Shabby Chic – not that shabby, but very chic

Shabby and chic may seem to be opposites, so what exactly is this style of interior design. 

 

The term was coined by Rachel Ashwell, a fan of flea market bargains, sentimental hand-me-downs and chic individual items. These are the components that make shabby chic. Lustrous accessories refine the light and soft tones. Silver vases or crystal lights bring elegance to the living area.
The scratch on the cabinet is no defect, it is the opposite: with shabby chic, the goal is to give the past a new shine. And if a piece of furniture doesn’t have a past, it can still be “given” charisma with a little bit of handiwork.
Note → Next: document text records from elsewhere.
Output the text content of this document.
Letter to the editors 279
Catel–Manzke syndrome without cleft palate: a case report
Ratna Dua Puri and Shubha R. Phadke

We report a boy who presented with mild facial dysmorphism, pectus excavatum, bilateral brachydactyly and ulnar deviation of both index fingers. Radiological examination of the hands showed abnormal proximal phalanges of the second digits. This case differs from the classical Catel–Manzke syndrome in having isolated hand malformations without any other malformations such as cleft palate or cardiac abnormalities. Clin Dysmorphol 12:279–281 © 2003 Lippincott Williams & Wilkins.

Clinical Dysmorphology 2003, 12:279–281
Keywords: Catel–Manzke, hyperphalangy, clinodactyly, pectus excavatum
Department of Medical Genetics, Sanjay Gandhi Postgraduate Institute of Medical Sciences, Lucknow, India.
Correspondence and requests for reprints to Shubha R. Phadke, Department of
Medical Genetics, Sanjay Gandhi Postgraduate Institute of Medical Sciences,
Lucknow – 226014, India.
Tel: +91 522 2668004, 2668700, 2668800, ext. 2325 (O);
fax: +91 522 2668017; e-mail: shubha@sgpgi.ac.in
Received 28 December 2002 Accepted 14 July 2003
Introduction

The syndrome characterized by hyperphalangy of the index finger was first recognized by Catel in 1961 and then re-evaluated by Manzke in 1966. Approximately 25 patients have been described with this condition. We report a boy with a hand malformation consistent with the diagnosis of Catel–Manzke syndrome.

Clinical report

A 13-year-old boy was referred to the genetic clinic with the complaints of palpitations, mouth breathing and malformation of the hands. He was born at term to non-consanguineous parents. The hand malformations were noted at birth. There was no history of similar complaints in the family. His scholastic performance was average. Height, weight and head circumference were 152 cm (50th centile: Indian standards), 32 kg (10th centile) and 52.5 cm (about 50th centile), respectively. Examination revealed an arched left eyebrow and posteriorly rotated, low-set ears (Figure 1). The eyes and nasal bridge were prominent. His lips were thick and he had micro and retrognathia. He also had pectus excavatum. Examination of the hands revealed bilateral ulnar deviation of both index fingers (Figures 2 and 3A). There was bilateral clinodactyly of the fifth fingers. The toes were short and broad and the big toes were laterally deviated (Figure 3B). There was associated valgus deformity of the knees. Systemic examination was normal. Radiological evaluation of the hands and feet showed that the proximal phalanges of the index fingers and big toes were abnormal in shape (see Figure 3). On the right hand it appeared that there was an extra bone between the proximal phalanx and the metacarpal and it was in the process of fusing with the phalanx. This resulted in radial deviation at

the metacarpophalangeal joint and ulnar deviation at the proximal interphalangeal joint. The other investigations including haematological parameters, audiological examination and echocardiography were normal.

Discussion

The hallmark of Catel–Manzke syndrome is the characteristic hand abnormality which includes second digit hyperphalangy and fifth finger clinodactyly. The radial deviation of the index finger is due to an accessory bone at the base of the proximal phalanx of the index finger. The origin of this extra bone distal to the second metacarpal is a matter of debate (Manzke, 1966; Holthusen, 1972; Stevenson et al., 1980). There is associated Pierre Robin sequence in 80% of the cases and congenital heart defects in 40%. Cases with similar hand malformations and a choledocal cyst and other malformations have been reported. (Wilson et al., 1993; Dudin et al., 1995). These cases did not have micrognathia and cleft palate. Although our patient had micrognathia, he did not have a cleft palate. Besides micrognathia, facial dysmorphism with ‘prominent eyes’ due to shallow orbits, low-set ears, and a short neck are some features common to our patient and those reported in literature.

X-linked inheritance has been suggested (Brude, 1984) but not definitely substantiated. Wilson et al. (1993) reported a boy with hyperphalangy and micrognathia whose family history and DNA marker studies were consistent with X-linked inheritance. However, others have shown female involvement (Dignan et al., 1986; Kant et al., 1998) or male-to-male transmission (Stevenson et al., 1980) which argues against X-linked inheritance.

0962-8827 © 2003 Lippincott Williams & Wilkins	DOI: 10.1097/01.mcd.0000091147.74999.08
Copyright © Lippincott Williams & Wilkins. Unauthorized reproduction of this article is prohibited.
This charming style of design is characterised by signs of wear and tear such as chipped lacquer, textiles in nostalgic patterns and delicate feminine pastel tones, the use of natural materials such as wood or clay-colours on the walls.

 

Flamboyant colours are taboo, pastels are a big deal with shabby chic. Off-white, grey, beige, rose, pale blue, violet, yellow and light green are all part of the vintage trend. Buttercups and peonies underline the apparently-random arrangement.

 

Shabby chic for the floor

They don´t creak and are easy to install and maintain. Yet the rustic oak floors with their retro-structured surface provide a taste of nostalgia just like an old hardwood floor. The sublime knots, the debonair grain and the naturaLin plus natural oil imparts the feel of charming, bygone times in 2.20m lengths. The oak studio is the epitome of the retro-trent. It looks like it has been used for decades, a wood floor whose paint is slowly worn away by time. The light, pleasing colour tones achieve a friendly, rustic atmosphere.